PRS Caatinga incentivou a igualdade de gênero no campo

Juliana Braga | 8 de março de 2024

Mais de 2.500 mulheres participaram de iniciativas que estimularam protagonismo feminino

A mulher é a base da agricultura familiar brasileira. No semiárido, um número expressivo delas encontra-se à frente das famílias produtoras. Esta realidade refletiu-se no Projeto Rural Sustentável Caatinga (PRS Caatinga): dos 5.072 participantes, 2.511 eram mulheres.

“Já em sua concepção, o projeto previa uma maior inclusão econômica e social das mulheres. Várias iniciativas permitiram isso - desde a oferta de insumos agrícolas, que facilitaram o trabalho no campo, às capacitações”, lembra a coordenadora administrativa financeira, Liana Gemunder.

Essas ações tiveram um impacto enorme na dinâmica das famílias rurais. Muitas matriarcas passaram a ter mais protagonismo em suas propriedades. “Antes, o papel das mulheres era ajudar os maridos, levando comida ou fazendo pequenas tarefas. Com o projeto e as capacitações, vimos cada vez mais mulheres assumindo funções na produção rural”, conta a coordenadora técnica do Arranjo Produtivo Local (APL) Centro de Estudos Ligados à Técnicas Alternativas (CELTA), Maria Ascelina Batista, que atua no Piauí.

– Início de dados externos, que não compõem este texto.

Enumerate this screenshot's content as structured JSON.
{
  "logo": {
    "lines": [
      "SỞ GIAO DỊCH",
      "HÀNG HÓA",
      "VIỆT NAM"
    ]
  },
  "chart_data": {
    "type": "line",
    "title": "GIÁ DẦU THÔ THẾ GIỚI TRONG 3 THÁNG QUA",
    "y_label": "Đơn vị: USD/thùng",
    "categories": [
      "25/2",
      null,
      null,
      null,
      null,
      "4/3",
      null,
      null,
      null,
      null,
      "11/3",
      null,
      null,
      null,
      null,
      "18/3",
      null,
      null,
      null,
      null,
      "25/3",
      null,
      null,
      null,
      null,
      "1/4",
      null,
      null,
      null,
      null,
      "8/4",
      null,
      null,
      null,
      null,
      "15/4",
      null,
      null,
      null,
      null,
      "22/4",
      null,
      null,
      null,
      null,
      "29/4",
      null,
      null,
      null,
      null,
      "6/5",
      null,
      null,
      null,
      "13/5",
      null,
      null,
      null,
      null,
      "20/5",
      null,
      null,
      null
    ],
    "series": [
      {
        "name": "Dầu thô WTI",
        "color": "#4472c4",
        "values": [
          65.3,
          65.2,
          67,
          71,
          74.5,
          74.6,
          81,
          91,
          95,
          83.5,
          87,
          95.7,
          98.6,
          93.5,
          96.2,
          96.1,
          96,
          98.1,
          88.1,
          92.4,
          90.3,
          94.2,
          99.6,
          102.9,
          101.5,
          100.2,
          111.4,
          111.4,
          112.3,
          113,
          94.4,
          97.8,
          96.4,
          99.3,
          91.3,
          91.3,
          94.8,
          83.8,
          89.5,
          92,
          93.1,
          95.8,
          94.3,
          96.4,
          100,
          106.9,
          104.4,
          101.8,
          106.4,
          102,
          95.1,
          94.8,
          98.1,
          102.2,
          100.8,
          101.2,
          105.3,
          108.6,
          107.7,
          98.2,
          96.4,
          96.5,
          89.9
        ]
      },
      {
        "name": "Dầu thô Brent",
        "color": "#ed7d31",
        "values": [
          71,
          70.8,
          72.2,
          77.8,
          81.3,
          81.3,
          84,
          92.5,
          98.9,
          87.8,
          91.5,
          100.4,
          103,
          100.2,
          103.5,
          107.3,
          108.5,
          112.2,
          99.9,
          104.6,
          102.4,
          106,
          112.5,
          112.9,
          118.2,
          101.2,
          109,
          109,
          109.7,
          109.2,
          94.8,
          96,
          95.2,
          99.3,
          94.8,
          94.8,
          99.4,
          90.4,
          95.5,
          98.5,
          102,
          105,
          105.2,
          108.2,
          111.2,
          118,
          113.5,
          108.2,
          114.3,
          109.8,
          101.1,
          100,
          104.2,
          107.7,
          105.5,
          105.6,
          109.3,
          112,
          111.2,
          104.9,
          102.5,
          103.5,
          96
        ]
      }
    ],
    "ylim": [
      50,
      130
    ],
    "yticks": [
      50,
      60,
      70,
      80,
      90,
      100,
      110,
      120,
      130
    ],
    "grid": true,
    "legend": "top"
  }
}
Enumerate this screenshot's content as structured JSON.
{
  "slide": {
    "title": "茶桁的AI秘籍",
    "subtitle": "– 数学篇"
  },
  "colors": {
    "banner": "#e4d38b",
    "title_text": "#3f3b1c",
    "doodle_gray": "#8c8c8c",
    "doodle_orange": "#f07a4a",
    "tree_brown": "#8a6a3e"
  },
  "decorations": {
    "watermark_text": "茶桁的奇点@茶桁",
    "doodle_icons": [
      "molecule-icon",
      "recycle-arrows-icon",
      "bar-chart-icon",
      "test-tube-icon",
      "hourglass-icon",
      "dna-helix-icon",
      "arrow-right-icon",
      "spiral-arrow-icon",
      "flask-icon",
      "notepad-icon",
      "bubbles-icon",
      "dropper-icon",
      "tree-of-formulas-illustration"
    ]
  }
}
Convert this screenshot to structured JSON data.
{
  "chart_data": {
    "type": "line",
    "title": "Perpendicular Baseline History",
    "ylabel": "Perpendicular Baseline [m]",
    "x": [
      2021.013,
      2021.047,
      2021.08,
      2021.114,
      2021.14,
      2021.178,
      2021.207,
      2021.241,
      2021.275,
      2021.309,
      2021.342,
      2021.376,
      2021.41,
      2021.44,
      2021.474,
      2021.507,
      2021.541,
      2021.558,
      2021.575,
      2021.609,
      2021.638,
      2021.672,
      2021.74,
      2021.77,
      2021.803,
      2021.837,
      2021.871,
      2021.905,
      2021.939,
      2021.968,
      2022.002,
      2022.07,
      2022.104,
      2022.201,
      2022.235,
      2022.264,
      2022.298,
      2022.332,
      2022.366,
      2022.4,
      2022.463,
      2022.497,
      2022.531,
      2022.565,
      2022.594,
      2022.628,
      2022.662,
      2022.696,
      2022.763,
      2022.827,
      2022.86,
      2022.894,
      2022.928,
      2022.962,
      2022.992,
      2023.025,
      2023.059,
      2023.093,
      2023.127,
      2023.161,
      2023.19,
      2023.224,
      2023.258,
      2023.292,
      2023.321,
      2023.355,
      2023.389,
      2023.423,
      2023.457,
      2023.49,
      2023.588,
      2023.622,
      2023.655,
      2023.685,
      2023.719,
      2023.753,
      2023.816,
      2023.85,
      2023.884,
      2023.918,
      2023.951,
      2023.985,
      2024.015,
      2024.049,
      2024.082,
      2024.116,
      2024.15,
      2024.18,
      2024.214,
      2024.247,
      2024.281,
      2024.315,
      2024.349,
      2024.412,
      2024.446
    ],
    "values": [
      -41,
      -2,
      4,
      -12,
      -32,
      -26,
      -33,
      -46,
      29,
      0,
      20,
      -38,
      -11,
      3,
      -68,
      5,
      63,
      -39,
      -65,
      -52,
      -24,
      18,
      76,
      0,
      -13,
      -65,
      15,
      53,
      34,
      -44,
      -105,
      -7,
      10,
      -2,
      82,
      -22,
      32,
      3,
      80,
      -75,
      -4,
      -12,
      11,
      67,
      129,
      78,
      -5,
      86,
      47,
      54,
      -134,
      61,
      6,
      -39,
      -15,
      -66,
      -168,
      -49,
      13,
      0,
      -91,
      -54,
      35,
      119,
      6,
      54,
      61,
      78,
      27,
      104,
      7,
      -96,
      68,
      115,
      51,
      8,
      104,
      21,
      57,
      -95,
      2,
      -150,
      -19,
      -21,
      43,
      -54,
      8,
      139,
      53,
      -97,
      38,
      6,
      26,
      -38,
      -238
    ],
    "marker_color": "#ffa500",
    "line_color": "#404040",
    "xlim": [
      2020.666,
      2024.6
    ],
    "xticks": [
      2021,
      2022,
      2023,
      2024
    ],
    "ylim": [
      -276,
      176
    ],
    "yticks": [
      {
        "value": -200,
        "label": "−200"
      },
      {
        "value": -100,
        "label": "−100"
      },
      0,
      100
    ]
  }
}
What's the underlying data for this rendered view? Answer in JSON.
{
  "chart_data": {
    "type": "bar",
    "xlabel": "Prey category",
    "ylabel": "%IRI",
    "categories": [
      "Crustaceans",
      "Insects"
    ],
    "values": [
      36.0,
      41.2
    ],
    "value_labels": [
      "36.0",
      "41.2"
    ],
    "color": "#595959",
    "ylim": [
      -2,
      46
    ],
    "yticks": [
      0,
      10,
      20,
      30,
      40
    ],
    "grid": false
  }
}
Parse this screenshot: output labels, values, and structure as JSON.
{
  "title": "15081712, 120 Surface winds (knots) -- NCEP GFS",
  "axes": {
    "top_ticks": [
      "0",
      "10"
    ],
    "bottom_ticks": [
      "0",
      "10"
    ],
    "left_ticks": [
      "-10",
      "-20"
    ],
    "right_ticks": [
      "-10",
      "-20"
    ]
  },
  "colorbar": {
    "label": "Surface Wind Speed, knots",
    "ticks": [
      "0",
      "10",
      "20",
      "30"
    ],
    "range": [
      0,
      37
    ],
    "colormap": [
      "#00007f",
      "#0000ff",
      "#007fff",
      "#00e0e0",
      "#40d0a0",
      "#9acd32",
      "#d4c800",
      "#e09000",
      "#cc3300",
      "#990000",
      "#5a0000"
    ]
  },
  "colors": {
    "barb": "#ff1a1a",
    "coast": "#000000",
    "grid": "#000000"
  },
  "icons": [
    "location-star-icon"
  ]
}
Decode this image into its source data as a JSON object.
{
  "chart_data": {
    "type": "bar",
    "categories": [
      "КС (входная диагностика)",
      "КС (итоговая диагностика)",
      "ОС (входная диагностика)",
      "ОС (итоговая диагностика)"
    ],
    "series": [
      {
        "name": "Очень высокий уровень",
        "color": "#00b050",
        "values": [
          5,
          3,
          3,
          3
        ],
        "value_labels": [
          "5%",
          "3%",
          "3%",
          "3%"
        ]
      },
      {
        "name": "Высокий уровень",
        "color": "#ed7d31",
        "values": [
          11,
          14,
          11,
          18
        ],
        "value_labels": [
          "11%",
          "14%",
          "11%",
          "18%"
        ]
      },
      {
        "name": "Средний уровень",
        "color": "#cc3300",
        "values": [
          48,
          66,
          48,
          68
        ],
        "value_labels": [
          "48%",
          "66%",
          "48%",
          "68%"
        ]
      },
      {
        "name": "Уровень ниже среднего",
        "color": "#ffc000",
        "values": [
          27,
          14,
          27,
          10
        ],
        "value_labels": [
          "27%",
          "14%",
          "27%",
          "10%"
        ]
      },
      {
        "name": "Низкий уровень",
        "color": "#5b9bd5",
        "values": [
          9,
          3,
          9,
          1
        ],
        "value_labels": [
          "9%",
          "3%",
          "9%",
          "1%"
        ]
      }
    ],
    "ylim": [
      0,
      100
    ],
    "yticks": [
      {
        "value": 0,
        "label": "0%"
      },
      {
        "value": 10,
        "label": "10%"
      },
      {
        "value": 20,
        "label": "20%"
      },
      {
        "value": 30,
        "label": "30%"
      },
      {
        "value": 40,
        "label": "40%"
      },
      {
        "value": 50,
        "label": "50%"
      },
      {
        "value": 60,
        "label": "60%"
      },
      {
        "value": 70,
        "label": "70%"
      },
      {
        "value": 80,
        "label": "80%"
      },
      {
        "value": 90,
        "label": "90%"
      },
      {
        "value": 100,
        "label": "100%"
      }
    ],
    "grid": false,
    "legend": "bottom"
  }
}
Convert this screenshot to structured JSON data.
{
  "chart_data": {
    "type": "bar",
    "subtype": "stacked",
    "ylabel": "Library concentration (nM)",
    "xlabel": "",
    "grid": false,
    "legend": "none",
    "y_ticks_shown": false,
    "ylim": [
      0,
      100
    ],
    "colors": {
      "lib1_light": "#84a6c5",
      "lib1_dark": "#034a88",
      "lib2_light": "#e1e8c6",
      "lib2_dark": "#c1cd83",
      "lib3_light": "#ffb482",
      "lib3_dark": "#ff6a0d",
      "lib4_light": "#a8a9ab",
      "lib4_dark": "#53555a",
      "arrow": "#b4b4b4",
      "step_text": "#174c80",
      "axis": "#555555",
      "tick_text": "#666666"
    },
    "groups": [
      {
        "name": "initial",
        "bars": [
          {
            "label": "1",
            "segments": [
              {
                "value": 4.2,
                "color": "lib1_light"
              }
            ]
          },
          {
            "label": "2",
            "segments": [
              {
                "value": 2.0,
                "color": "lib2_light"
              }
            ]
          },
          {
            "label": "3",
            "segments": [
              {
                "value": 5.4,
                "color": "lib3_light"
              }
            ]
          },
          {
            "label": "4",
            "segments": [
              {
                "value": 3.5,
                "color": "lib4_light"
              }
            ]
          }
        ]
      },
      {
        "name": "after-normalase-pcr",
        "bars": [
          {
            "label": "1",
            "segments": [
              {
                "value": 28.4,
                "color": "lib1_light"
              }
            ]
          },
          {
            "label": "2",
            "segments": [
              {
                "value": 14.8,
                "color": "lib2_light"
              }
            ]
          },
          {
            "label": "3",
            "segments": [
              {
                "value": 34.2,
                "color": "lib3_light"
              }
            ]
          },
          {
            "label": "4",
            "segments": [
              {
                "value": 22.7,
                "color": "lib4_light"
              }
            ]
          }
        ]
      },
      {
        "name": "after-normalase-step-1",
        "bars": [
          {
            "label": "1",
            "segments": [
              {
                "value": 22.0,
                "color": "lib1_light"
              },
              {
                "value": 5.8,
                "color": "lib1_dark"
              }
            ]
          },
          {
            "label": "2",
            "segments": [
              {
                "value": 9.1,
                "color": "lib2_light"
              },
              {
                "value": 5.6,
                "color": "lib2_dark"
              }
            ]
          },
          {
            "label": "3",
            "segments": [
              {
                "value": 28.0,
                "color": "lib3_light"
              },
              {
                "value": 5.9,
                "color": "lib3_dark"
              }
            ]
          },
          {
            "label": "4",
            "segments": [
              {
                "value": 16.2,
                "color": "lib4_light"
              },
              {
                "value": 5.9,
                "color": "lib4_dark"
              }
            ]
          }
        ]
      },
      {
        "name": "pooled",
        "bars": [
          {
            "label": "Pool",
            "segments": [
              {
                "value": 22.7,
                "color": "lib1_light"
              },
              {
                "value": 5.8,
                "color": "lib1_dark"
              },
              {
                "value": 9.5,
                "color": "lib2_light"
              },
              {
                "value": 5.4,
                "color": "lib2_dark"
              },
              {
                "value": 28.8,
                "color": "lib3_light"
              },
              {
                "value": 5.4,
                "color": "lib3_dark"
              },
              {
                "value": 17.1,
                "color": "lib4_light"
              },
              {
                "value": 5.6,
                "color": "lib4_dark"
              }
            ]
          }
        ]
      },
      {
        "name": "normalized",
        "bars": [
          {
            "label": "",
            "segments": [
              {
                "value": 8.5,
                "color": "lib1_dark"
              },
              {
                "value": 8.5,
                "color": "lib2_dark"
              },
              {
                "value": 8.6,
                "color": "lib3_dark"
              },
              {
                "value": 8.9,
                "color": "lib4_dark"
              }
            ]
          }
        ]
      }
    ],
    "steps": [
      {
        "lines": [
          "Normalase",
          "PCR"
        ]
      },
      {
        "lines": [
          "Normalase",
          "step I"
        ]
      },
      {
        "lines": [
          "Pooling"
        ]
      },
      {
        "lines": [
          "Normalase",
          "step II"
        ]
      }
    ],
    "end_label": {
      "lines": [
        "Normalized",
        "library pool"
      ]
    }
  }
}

TecABC gerou mais renda para toda família

A adoção das Tecnologias Agrícolas de Baixo Carbono (TecABC) promovida pelo projeto permitiu um cultivo mais diversificado e, consequentemente, uma fonte de renda mais estável para toda a família. “Como técnica, posso dizer que o projeto teve participação, direta e indireta, 80% feminina. Os produtores com suas esposas e filhas implementaram esse sistema juntos, em equipe”, recorda-se a coordenadora técnica Ana Reis Rodrigues do APL Cooperativa Mista dos Apicultores da Microrregião de Simplício Mendes (COMAPI), no Piauí.

Para alguns APLs parceiros do PRS Caatinga, a participação feminina já era uma realidade. A Associação Comunitária Terra Sertaneja (Acoterra) desenvolve há 16 anos um trabalho junto a comunidades extrativista de licuri (Syagrus coronata) que impacta diretamente 125 mulheres de sete comunidades rurais e três municípios da região nordeste da Bahia. A palmeira sertaneja produz o “ouro verde do semiárido”, como é conhecida a amêndoa rica em óleo e de grande potencial para aplicações farmacológica, cosmética e gastronômica.

A parceria entre a Acoterra e o PRS Caatinga impulsionou a produção de derivados do licuri, que se tornaram grande fonte de renda para as extrativistas. “Antigamente, catávamos o licuri, mas a gente jogava fora porque não tinha quem comprasse. Com esse projeto, conseguimos vender tudo,” afirma a produtora Alaide dos Santos Monteiro, da comunidade de Pau de Colher.

Apicultura – uma atividade feminina

A apicultura também foi uma atividade com grande inclusão feminina. “A Fundação Araripe, dentro do PRS Caatinga, conseguiu criar um grupo de mulheres que produzem mel, independentemente da participação masculina”, lembra a técnica e engenheira florestal do APL, Aline Freire. A agricultora Maria Luiza Souza Silva é uma das que resolveu investir no setor. “Por conta do projeto, comecei a trabalhar com apicultura e estou na expectativa de ter a minha primeira florada”, diz.

Também foram elas quem muitas vezes “bateram o martelo” com relação à adesão ao projeto. “Foi meu filho quem me falou sobre o PRS Caatinga. Quando soube que traria benefícios para a gente, decidi que entraríamos”, lembra a agricultora Osvaldina Paixão, que produz para a subsistência da família com o apoio do APL Obra Kolping, no Piauí.

O PRS Caatinga encerrou suas atividades de implementação em setembro de 2023, mas seu legado de conhecimento e promoção da conservação do bioma permanece. São sementes da agricultura regenerativa cultivadas por homens e mulheres, cujos frutos já estão sendo colhidos pelas novas gerações. “O projeto me ensinou a ter um olhar com muito mais amor sobre o que eu faço desde menina. Eu sei e acredito que é a agricultura que mantém o alimento na mesa. Com a tecnologia (ABC), veio esse despertar de como produzir sem desmatar. Vimos que havia uma rentabilidade para nossa família, o que fez com que os nossos filhos tenham mais amor pelo que a gente faz”, reflete a agricultora Neuma Alves, associada ao APL Instituto Terra Viva, de Alagoas.